The present study points out certain important environmental factors, which influenced the persistence of the disease in the study area. The current rigorous control activities have successfully interrupted the transmission of disease and brought down the number of malaria cases drastically. But these rigorous measures are more like treating symptoms than curing disease. While it is essential to continue the activities as a short-term measure, preventive strategy should be developed and executed on a long-term basis to eradicate the factors.

Recommendations

In the light of the present study, we put forward the following recommendations.

(i) The large number of wells in the study area has been identified as a potential breeding ground and resting-place for Anophels stephensi, the vector mosquito responsible for malaria in this urban area. The wells, together with the poor housing conditions in the area, are responsible for the high density of vectors for effective transmission. Since it is not feasible to modify the housing conditions in the area given their living conditions and occupational patterns, the alternative is to provide protected pipe water supply and fill up the wells in the area. This could be achieved in a phased manner. This is justifiable as an eco-friendly vector control method since DDT and BHC are reported to be environmental pollutants.
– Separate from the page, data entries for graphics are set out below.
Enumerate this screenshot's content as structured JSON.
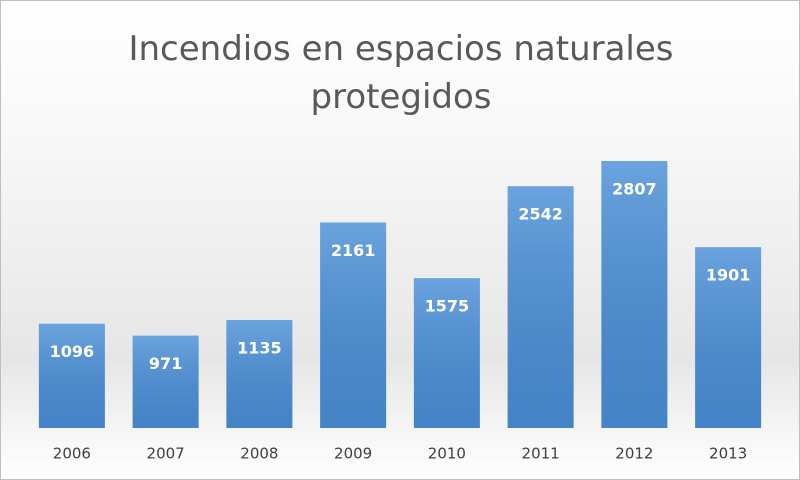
{
  "chart_data": {
    "type": "bar",
    "title": "Incendios en espacios naturales protegidos",
    "categories": [
      "2006",
      "2007",
      "2008",
      "2009",
      "2010",
      "2011",
      "2012",
      "2013"
    ],
    "values": [
      1096,
      971,
      1135,
      2161,
      1575,
      2542,
      2807,
      1901
    ],
    "color": "#4a8fd8"
  }
}
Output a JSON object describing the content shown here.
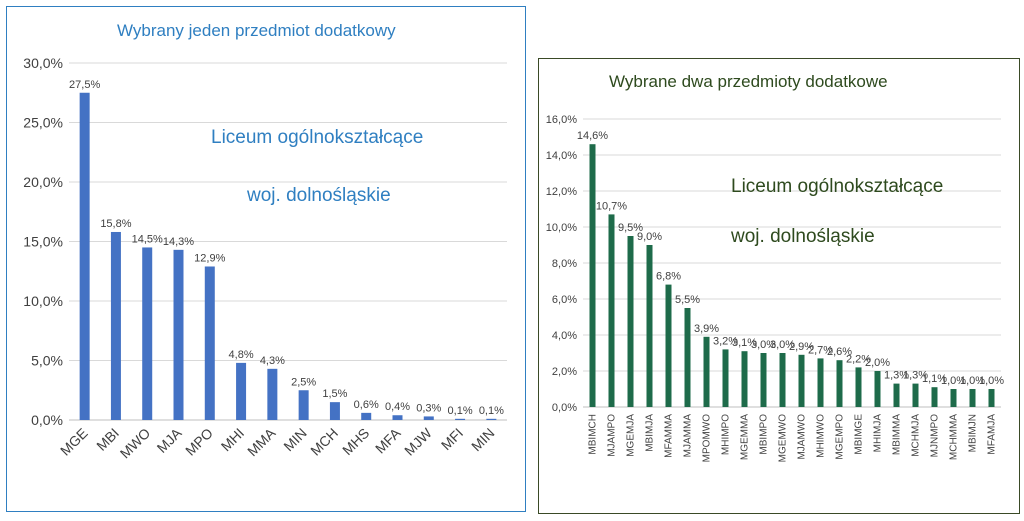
{
  "chart_data": [
    {
      "type": "bar",
      "title": "Wybrany jeden przedmiot dodatkowy",
      "annotations": [
        "Liceum ogólnokształcące",
        "woj. dolnośląskie"
      ],
      "categories": [
        "MGE",
        "MBI",
        "MWO",
        "MJA",
        "MPO",
        "MHI",
        "MMA",
        "MIN",
        "MCH",
        "MHS",
        "MFA",
        "MJW",
        "MFI",
        "MIN"
      ],
      "values": [
        27.5,
        15.8,
        14.5,
        14.3,
        12.9,
        4.8,
        4.3,
        2.5,
        1.5,
        0.6,
        0.4,
        0.3,
        0.1,
        0.1
      ],
      "value_labels": [
        "27,5%",
        "15,8%",
        "14,5%",
        "14,3%",
        "12,9%",
        "4,8%",
        "4,3%",
        "2,5%",
        "1,5%",
        "0,6%",
        "0,4%",
        "0,3%",
        "0,1%",
        "0,1%"
      ],
      "ylim": [
        0,
        30
      ],
      "yticks": [
        0,
        5,
        10,
        15,
        20,
        25,
        30
      ],
      "ytick_labels": [
        "0,0%",
        "5,0%",
        "10,0%",
        "15,0%",
        "20,0%",
        "25,0%",
        "30,0%"
      ],
      "xlabel": "",
      "ylabel": "",
      "grid": true,
      "bar_color": "#4472c4"
    },
    {
      "type": "bar",
      "title": "Wybrane dwa przedmioty dodatkowe",
      "annotations": [
        "Liceum ogólnokształcące",
        "woj. dolnośląskie"
      ],
      "categories": [
        "MBIMCH",
        "MJAMPO",
        "MGEMJA",
        "MBIMJA",
        "MFAMMA",
        "MJAMMA",
        "MPOMWO",
        "MHIMPO",
        "MGEMMA",
        "MBIMPO",
        "MGEMWO",
        "MJAMWO",
        "MHIMWO",
        "MGEMPO",
        "MBIMGE",
        "MHIMJA",
        "MBIMMA",
        "MCHMJA",
        "MJNMPO",
        "MCHMMA",
        "MBIMJN",
        "MFAMJA"
      ],
      "values": [
        14.6,
        10.7,
        9.5,
        9.0,
        6.8,
        5.5,
        3.9,
        3.2,
        3.1,
        3.0,
        3.0,
        2.9,
        2.7,
        2.6,
        2.2,
        2.0,
        1.3,
        1.3,
        1.1,
        1.0,
        1.0,
        1.0
      ],
      "value_labels": [
        "14,6%",
        "10,7%",
        "9,5%",
        "9,0%",
        "6,8%",
        "5,5%",
        "3,9%",
        "3,2%",
        "3,1%",
        "3,0%",
        "3,0%",
        "2,9%",
        "2,7%",
        "2,6%",
        "2,2%",
        "2,0%",
        "1,3%",
        "1,3%",
        "1,1%",
        "1,0%",
        "1,0%",
        "1,0%"
      ],
      "ylim": [
        0,
        16
      ],
      "yticks": [
        0,
        2,
        4,
        6,
        8,
        10,
        12,
        14,
        16
      ],
      "ytick_labels": [
        "0,0%",
        "2,0%",
        "4,0%",
        "6,0%",
        "8,0%",
        "10,0%",
        "12,0%",
        "14,0%",
        "16,0%"
      ],
      "xlabel": "",
      "ylabel": "",
      "grid": true,
      "bar_color": "#1e6b4a"
    }
  ]
}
(ii) There is regular import of vectors from cities like Mumbai, Delhi, and Chennai through aircraft landing at Thiruvananthapuram Airport, as evidenced by the larval collections in and around the airport. Moreover, transmigration of fisherfolk leads to continuous import of parasite from endemic areas. Hence the existing surveillance system should be continued as any lapse in the present system may lead to focal outbreaks of malaria as it did in previous years.

(iii) Alternative strategies like having a basic health infrastructure on the lines of the primary health centres in rural areas should be thought of in the underprivileged urban areas since the present set-up for surveillance and control could not be continued indefinitely. It should be possible to integrate the existing system of surveillance, detection, and treatment of malaria with the proposed system.

(iv) The community should be made aware of the possibility of contracting infection during episodes of transmigration and of the need to report to the health facility in case of any history of fever surfacing again.

(v) The airport health authorities should take stringent measures to disinsectise both incoming and outgoing aircrafts and cargo.

* S. Rema Devi is Associate Professor at Department of Community Medicine, Medical College, Thiruvananthapuram. S. Dass is Reader at Department of Community Medicine, Academy of Medical Sciences, Pariyaram, Kannur.